Wetenschap reduceert chaos, maar lost hem niet op.

27
Q

‘Wiener Kreis’

A

publiceerde in 1929 het manifest ‘Wetenschappelijk wereldbeeld’ en hiermee was de wetenschapsfilosofie het ‘logisch positivisme’ geboren.

28
Q

Logisch positivisme

A

Een wetenschappelijke ipv een dogmatische manier (omhels de wetenschap)
De waarheid moet gebaseerd zijn op feiten, experimenteel verkregen, de door iedereen gecontroleerd kunnen worden.
Verificatie

29
Q

Karl Popper

A

door hem ontwikkelde wetenschapsfilosofie: het kritisch rationalisme en het falsificationisme. Falsificatie staat centraal.

30
Q

kritisch rationalisme

A

Wetenschappelijk leven is het oplossen van theoretische problemen.

31
Q

Falsificatie

A

Voor het een wetenschappelijke theorie mag heten, moet het weerlegd kunnen worden.
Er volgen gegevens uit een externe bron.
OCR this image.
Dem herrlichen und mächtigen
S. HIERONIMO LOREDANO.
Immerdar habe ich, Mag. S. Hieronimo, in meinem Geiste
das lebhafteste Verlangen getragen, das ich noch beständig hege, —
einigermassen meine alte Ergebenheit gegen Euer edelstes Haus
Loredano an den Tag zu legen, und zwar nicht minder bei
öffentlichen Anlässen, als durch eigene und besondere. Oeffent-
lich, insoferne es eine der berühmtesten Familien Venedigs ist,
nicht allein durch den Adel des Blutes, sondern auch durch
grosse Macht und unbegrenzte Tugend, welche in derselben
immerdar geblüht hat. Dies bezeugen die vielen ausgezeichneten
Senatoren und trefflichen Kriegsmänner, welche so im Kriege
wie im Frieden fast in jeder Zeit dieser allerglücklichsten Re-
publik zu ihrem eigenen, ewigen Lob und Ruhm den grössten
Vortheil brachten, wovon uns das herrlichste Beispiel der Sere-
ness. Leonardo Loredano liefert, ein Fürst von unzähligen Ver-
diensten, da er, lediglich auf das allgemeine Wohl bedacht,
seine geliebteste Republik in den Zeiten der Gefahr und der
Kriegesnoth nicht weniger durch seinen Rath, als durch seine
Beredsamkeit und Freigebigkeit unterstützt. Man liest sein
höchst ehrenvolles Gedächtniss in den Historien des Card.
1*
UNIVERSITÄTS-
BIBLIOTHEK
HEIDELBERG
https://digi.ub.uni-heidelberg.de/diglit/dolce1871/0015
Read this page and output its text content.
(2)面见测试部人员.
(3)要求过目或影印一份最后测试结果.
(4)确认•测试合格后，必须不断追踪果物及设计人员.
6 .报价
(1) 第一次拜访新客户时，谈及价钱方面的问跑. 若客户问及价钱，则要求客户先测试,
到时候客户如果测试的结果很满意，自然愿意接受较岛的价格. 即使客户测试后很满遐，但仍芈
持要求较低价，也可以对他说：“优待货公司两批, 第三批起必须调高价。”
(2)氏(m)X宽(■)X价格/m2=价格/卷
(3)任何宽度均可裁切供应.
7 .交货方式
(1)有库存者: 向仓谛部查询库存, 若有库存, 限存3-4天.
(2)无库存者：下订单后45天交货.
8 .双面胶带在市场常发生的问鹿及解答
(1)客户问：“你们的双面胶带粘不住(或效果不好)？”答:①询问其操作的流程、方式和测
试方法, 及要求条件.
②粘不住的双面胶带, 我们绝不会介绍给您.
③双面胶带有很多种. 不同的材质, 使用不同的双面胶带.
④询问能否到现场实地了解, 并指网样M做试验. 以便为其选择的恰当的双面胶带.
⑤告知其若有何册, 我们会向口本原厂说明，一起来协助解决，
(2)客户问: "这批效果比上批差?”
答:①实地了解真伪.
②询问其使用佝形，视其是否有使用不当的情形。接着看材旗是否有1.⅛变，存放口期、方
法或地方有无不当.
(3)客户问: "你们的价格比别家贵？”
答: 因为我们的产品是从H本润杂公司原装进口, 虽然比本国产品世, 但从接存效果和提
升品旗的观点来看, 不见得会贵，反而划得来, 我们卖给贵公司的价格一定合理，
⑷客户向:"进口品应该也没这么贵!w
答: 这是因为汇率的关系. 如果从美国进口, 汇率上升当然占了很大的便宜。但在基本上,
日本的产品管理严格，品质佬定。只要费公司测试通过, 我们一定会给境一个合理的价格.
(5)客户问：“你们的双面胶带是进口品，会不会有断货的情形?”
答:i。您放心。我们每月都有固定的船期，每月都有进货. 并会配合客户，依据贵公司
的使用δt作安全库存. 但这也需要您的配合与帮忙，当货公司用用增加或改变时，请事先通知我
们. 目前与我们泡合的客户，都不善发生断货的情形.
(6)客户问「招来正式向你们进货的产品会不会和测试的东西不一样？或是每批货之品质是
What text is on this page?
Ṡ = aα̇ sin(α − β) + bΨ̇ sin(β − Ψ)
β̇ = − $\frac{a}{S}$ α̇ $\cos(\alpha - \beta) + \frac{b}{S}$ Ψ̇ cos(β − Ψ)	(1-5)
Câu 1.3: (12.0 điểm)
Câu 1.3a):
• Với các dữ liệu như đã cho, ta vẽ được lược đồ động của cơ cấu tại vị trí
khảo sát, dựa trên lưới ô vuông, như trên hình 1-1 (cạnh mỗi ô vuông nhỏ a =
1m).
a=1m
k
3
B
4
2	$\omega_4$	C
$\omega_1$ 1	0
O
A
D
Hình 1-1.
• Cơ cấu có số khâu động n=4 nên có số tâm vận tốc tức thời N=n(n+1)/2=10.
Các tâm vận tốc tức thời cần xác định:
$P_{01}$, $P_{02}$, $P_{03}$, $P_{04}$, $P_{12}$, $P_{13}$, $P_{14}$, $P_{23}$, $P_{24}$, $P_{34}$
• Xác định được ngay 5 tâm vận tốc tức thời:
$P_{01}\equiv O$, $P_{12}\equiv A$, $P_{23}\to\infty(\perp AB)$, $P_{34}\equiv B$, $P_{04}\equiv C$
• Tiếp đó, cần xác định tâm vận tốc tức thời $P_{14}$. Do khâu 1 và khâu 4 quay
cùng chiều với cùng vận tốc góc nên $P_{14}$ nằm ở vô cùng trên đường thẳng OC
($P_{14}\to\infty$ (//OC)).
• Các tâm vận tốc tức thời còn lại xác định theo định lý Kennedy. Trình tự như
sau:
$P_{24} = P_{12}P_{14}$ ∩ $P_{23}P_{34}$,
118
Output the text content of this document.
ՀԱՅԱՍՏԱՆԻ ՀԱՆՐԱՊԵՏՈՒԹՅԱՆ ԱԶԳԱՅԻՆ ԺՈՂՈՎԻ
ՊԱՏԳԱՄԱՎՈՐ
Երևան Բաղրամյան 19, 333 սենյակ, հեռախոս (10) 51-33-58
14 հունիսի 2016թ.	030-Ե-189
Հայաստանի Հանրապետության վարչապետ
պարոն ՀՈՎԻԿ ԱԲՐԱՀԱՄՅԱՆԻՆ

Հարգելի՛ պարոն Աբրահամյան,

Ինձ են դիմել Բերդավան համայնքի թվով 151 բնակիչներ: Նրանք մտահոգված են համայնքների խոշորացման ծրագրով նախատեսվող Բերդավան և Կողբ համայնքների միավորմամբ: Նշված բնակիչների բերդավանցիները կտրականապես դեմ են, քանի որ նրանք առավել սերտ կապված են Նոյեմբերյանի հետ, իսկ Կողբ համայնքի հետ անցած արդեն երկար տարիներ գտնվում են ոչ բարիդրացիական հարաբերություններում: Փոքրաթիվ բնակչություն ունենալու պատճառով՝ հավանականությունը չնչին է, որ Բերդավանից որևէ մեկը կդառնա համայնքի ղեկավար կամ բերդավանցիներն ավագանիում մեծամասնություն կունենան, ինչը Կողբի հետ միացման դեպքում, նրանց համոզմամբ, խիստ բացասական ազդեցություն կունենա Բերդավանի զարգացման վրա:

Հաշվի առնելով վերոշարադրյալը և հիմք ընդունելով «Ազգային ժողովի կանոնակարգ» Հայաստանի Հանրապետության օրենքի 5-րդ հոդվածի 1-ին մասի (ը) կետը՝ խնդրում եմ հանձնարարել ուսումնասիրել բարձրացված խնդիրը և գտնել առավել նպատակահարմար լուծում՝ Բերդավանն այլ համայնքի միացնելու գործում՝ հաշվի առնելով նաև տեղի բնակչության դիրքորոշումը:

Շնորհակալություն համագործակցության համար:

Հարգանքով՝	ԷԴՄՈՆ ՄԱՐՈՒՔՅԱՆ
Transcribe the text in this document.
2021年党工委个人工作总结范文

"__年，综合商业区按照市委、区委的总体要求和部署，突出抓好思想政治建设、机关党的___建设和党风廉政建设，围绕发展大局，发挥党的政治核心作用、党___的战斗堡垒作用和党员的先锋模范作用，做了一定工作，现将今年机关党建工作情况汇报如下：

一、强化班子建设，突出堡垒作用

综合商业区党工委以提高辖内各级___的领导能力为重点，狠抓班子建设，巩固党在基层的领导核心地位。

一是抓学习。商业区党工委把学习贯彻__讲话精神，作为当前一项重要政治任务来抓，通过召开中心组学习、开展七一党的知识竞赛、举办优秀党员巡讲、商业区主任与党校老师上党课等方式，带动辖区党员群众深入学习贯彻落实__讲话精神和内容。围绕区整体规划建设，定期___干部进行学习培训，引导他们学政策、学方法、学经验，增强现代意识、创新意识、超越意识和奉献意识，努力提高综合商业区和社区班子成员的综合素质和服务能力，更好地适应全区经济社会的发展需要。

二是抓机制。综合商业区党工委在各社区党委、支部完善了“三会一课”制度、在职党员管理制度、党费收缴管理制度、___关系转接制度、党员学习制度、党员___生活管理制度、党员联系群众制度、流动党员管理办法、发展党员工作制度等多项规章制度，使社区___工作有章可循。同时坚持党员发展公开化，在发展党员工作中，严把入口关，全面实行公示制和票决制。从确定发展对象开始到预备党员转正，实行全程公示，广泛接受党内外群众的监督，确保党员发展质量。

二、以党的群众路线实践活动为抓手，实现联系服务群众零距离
Het moet falsificeerbaar zijn. Verwerping en niet bevestiging is vooruitgang.

32
Q

Verificatie

A

Empirisch waarneembare en verifieerbare uitspraken, waarvan de waarheid zich doormiddel van waarnemingen toont

33
Q

Paradigma

A

zienswijze, wetten, modellen, methoden, schoolvoorbeelden. Wat je leert op school is paradigma, die een onproblematisch kader vormen.

34
Q

Paradigmaverschuiving in vier fasen:

A
  1. pre wetenschap (nog geen paradigma)
  2. normale wetenschap (er is een paradigma)
  3. crisis: anomalieën, ofwel: onverklaarbare verschijnselen binnen de theorie.
  4. revolutie (paradigmaverschuiving), leidt tot nieuwe normale wetenschap.
35
Q

Imre Lakatos

A

verfijnd falsificationisme, probeert twee visies in de wetenschap met elkaar in overeenstemming te brengen, namelijk:

  1. De wetenschap is een rationale speurtocht naar theorieën met een falsificeerbaarheid (Popper).
  2. De wetenschap is een irrationele opvolging van paradigma’s (Kuhn).
36
Q

verfijnd falsificationisme

A

Met het verfijnd falsificationisme geeft Lakatos manieren waarmee men om kan gaan met falsificaties, op een manier die nog steeds vooruitgang geeft.
Generalisaties en beweringen zijn verankerd in een onderzoeksprogramma met een harde kern.

37
Q

Thomas Kuhn

A

brengt het idee naar voren dat wetenschap niet geleidelijk evalueert maar sprongsgewijs veranderd (af en toe een revolutie) = paradigmaverschuivingen.

38
Q

Consensus

A

Er is sprake van consensus wanneer de leden van een groep of gemeenschap overeenstemming hebben bereikt.

39
Q

Doctrine

A

Doctrine betekent leer of verzameling leerstellingen. Doctrines vormen vaak samenhangende en afgeronde verzamelingen van ideeën over de samenleving. Dit hoeft niet alleen op religieus of militair gebied te zijn, maar speelt bijvoorbeeld ook een belangrijke rol binnen het recht.